Evolving Best Practices for Multiplatform Media Apps
Developing a deep understanding of how users interact with an application or service is the first step toward evolving infrastructure to meet current and future needs. This includes identifying common video usage patterns and navigation trends to determine where response times are most critical, where data must be reliable and where performance bottlenecks could manifest. This will ultimately inform where investments need to be made for scalability.
In order to support the constant barrage of new devices, application design and its implementation must ensure functionality is modular. This simplifies the reuse of common elements, discourages silos, and enables rapid, cost-effective product evolution. A modular design also makes it easier to publish internal data and services to third parties to expand audience reach.
Consumers are increasingly unwilling to put up with applications that have sluggish performance, regardless of content quality.
Preventing bottlenecks as an application grows in popularity is important. Bottlenecks are often caused by a “stateful lock,” in which certain application elements are prevented from executing while they wait for another to finish. When this happens, high loads can quickly compound, cause congestion and potentially bring down infrastructure.
We’ve found that it is important to plan architecture roadmaps carefully with the right technologies and integrations, so that the infrastructure scales and performs to meet the forecasted consumer demand. For example, NoSQL technologies can balance high read or high write performance with the need for consistent data integrity across data centers or geographies. These solutions can allow for increased performance scenarios where the business has deemed it acceptable to serve “stale” data occasionally (in terms of seconds). This allows a service to defer the non-critical data synchronization, while proceeding with more critical functionality such as video streaming or page loads.

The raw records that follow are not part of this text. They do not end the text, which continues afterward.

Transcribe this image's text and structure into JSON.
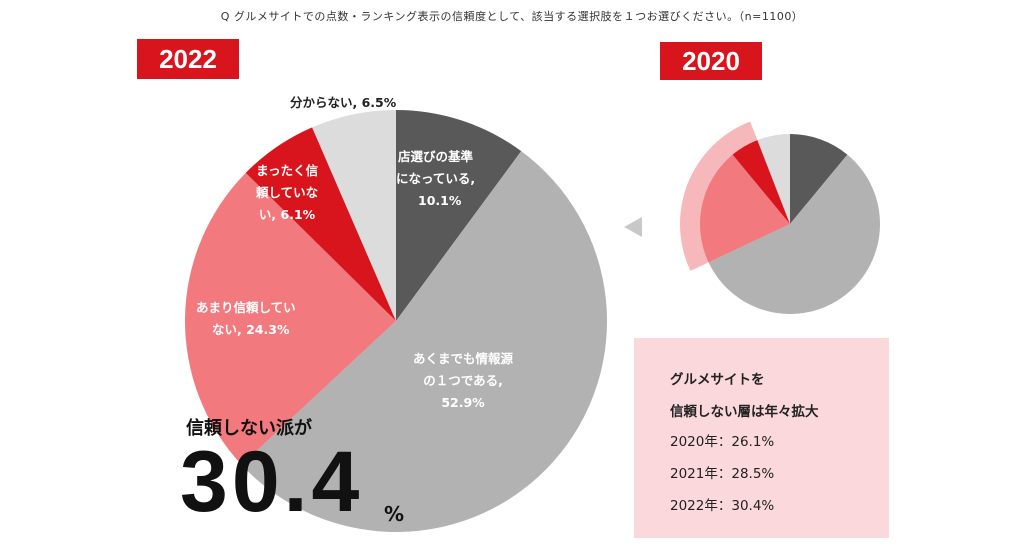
{
  "question": "Q グルメサイトでの点数・ランキング表示の信頼度として、該当する選択肢を１つお選びください。（n=1100）",
  "badges": {
    "y2022": "2022",
    "y2020": "2020"
  },
  "colors": {
    "red": "#d8141c",
    "pink": "#f27a7f",
    "light_pink": "#f7b8bc",
    "dark": "#595959",
    "gray": "#b2b2b2",
    "light_gray": "#dcdcdc",
    "callout_bg": "#fbd8db"
  },
  "chart_data": [
    {
      "type": "pie",
      "year": "2022",
      "slices": [
        {
          "id": "basis",
          "label_lines": [
            "店選びの基準",
            "になっている,",
            "10.1%"
          ],
          "value": 10.1,
          "color": "#595959"
        },
        {
          "id": "one_source",
          "label_lines": [
            "あくまでも情報源",
            "の１つである,",
            "52.9%"
          ],
          "value": 52.9,
          "color": "#b2b2b2"
        },
        {
          "id": "not_much",
          "label_lines": [
            "あまり信頼してい",
            "ない, 24.3%"
          ],
          "value": 24.3,
          "color": "#f27a7f"
        },
        {
          "id": "not_at_all",
          "label_lines": [
            "まったく信",
            "頼していな",
            "い, 6.1%"
          ],
          "value": 6.1,
          "color": "#d8141c"
        },
        {
          "id": "unknown",
          "label_lines": [
            "分からない, 6.5%"
          ],
          "value": 6.5,
          "color": "#dcdcdc"
        }
      ]
    },
    {
      "type": "pie",
      "year": "2020",
      "slices": [
        {
          "id": "basis",
          "value": 11,
          "color": "#595959"
        },
        {
          "id": "one_source",
          "value": 57,
          "color": "#b2b2b2"
        },
        {
          "id": "not_much",
          "value": 21,
          "color": "#f27a7f"
        },
        {
          "id": "not_at_all",
          "value": 5.1,
          "color": "#d8141c"
        },
        {
          "id": "unknown",
          "value": 5.9,
          "color": "#dcdcdc"
        }
      ],
      "distrust_total": 26.1
    }
  ],
  "headline": {
    "label": "信頼しない派が",
    "value": "30.4",
    "unit": "%"
  },
  "callout": {
    "title_lines": [
      "グルメサイトを",
      "信頼しない層は年々拡大"
    ],
    "rows": [
      "2020年：26.1%",
      "2021年：28.5%",
      "2022年：30.4%"
    ]
  }
}
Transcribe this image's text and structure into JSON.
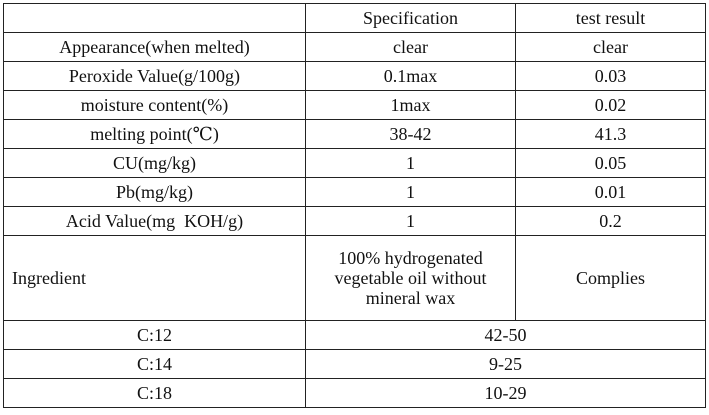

Performance can also be improved through richer client-side application caching, pre-fetching or asynchronous request models. This is particularly important for improving high-bandwidth applications such as video.
Adaptive bit rate has proven effective in delivering a seamless video streaming experience by adjusting bitrate based on the user’s available bandwidth. Client-side caching of HTTP chunks (e.g. in two-second fragments) can also improve the perceived user experience. Performance can be further improved by leveraging multiple CDNs and ensuring seamless failover between them.
DRM issues can impact video performance. For instance, license acquisition can delay video playback. This can be addressed by keeping the beginning of a video unencrypted and allowing playback to start quickly while a license request for the full content is acquired in the background. DRM performance issues can also be mitigated by extending the license window and/or caching licenses on the device.
Planning for tomorrow’s demand, today, will help guide investments in an infrastructure that grows as your business grows.
Infrastructure should be purposefully designed with those architecture demands in mind in order to reduce scaling challenges. To that end, applications that leverage modular API calls for individual application components will bring a much higher degree of scalability to a growing service.
Video storage scalability also needs to be addressed, especially in the context of adaptive bitrate. Just-in-time packaging can deliver the appropriate formats and DRM while avoiding storage of unique copies for every bit rate and license supported. The affordability of real-time packaging equipment has reached a level where the storage tradeoffs are worth serious consideration. Some providers might opt to take advantage of content factory cloud solutions, which provide similar functionality without requiring an upfront investment in encoding and storage infrastructure.
Finally, it’s important to ensure your CDN provider can support the delivery of high bitrate video content at scale.
It is most important for an application to appear responsive and not hang during use. To accomplish this, an architecture’s components must be highly reliable, both individually and collectively. In the cases where that is not feasible, there are techniques that can help achieve the appearance of reliability.
For example, if an application component cannot respond in time (e.g. displays slightly stale user comments), this is a better experience than impacting page load time. From the user’s perspective, the application appears functional, not hanging or displaying error messages.
Media companies should accept that no component of a complex system is truly 100 percent available, and design for the failure of individual components. The use of virtualization and cloud platforms allow for an operator to build a system that is redundant against individual and even datacenter level failures, while still remaining cost effective.
Only then can organizations effectively develop digital architectures to best fit unique performance and scalability needs to greatly improve offerings and better position for future demand and success.